Cette technique a connu son apogée au Moyen-Âge et au début de la Renaissance. Mais on en trouve mention dès le 1er siècle après JC sous la plume de Pline. Les premiers exemples qui nous sont parvenus sont les portraits sur bois de momies appelés « portraits du Fayoum » et datent de l’Egypte gréco-romaine, soit entre le 1er et le 4e siècle. Ces peintures sont réalisées avec de l’encaustique pour un certain nombre d’entre elles, alors que d’autres sont bel et bien des tempera à l’œuf.

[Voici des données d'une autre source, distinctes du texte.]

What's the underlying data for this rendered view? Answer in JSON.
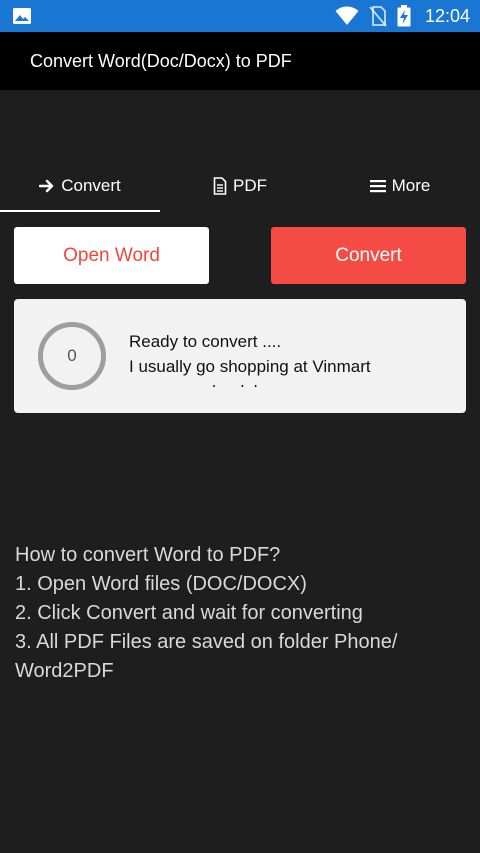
{
  "status_bar": {
    "time": "12:04",
    "icons": [
      "image-icon",
      "wifi-icon",
      "no-sim-icon",
      "battery-charging-icon"
    ],
    "color": "#1976d2"
  },
  "app_bar": {
    "title": "Convert Word(Doc/Docx) to PDF"
  },
  "tabs": [
    {
      "label": "Convert",
      "icon": "arrow-right-icon",
      "active": true
    },
    {
      "label": "PDF",
      "icon": "document-icon",
      "active": false
    },
    {
      "label": "More",
      "icon": "menu-icon",
      "active": false
    }
  ],
  "buttons": {
    "open_word": "Open Word",
    "convert": "Convert"
  },
  "progress": {
    "value": "0",
    "status": "Ready to convert ....",
    "line2": "I usually go shopping at Vinmart",
    "line3": "near my school, because"
  },
  "instructions": {
    "title": "How to convert Word to PDF?",
    "step1": "1. Open Word files (DOC/DOCX)",
    "step2": "2. Click Convert and wait for converting",
    "step3a": "3. All PDF Files are saved on folder Phone/",
    "step3b": "Word2PDF"
  },
  "colors": {
    "accent": "#f44c45",
    "background": "#1e1e1e",
    "app_bar": "#000000"
  }
}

Les inconvénients de ce medium (conservation limitée à un jour, film relativement cassant) auraient fait que petit à petit, il semble que les peintres ont ajouté de plus en plus d’huile siccative au mélange jusqu’à disparition totale de l’œuf dans les recettes. Cette théorie n’est pas vérifiée. Ce qui est certain c’est que la tempera à l’œuf fut détrônée par la peinture à l’huile.Au 15e siècle, les deux techniques coexistent toujours : Botticelli en Italie travaille à la tempera alors que dans le Nord, Van Eyck utilise l’huile.

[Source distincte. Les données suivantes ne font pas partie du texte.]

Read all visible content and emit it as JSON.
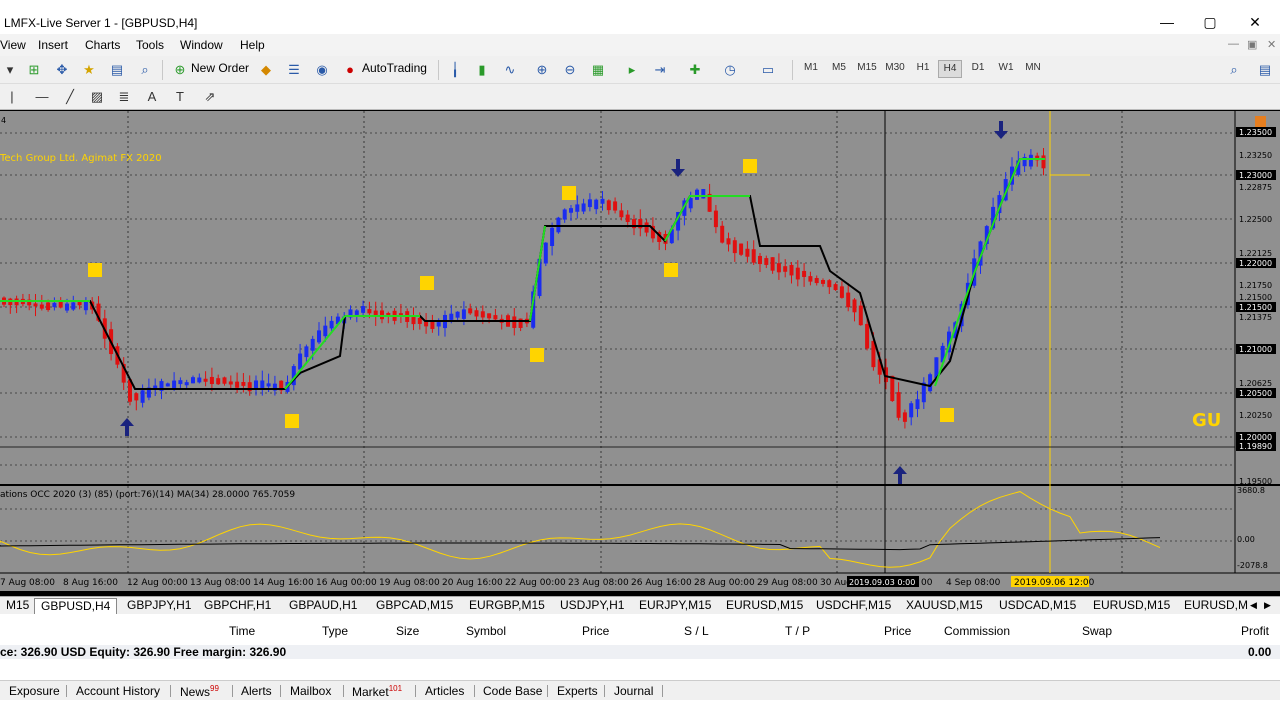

La tempera est pourtant encore utilisée de nos jours. C’est le medium de prédilection pour les icônes orthodoxes, en partie pour des raisons théologiques : l’œuf représente la Sainte-Trinité (blanc/jaune/coquille) ; préparer tous les jours son medium avant de travailler est considéré comme une méditation et une prière ; le travail du foncé au clair rappelle les mots du Christ « Je suis la lumière du Monde ».

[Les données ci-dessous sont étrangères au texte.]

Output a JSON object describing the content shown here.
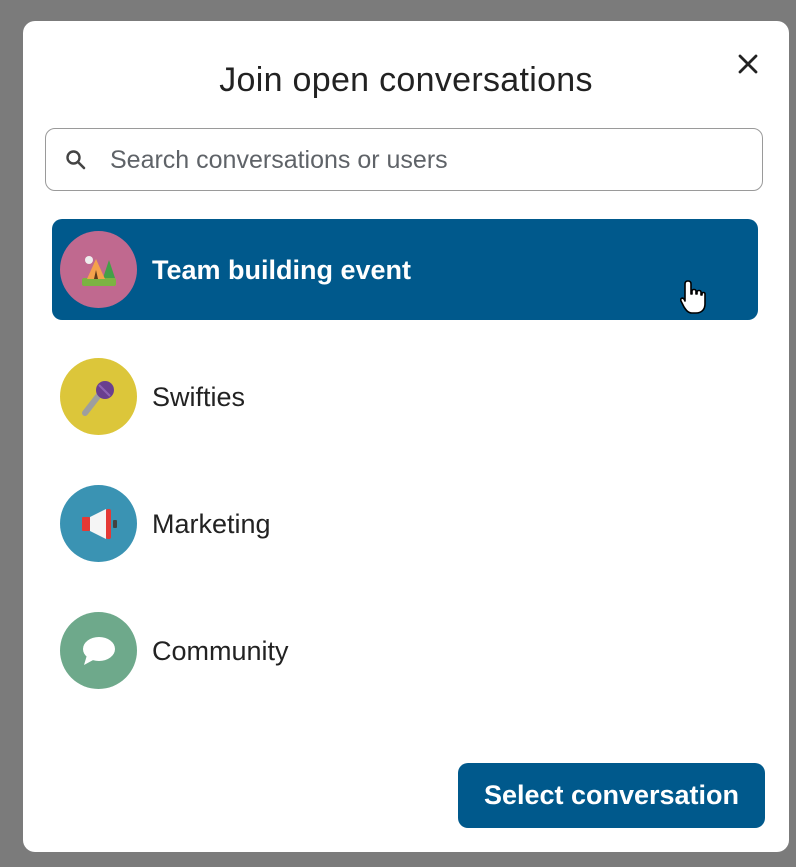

En art profane, on trouve aujourd’hui encore des artistes qui privilégient la tempera à l’oeuf, dans des styles très variés allant de l’hyperréalisme à l’abstraction. On citera Rothko et De Kooning qui émulsifient leur peinture à l’huile avec du jaune d’œuf. On peut aussi admirer la technique impeccable de Andrew Wyeth, Fred Wessel, Patricia Lynch ou Koo Schadler.

Pour des exemples contemporains, je vous recommande de visiter le site eggtempera.com (en anglais).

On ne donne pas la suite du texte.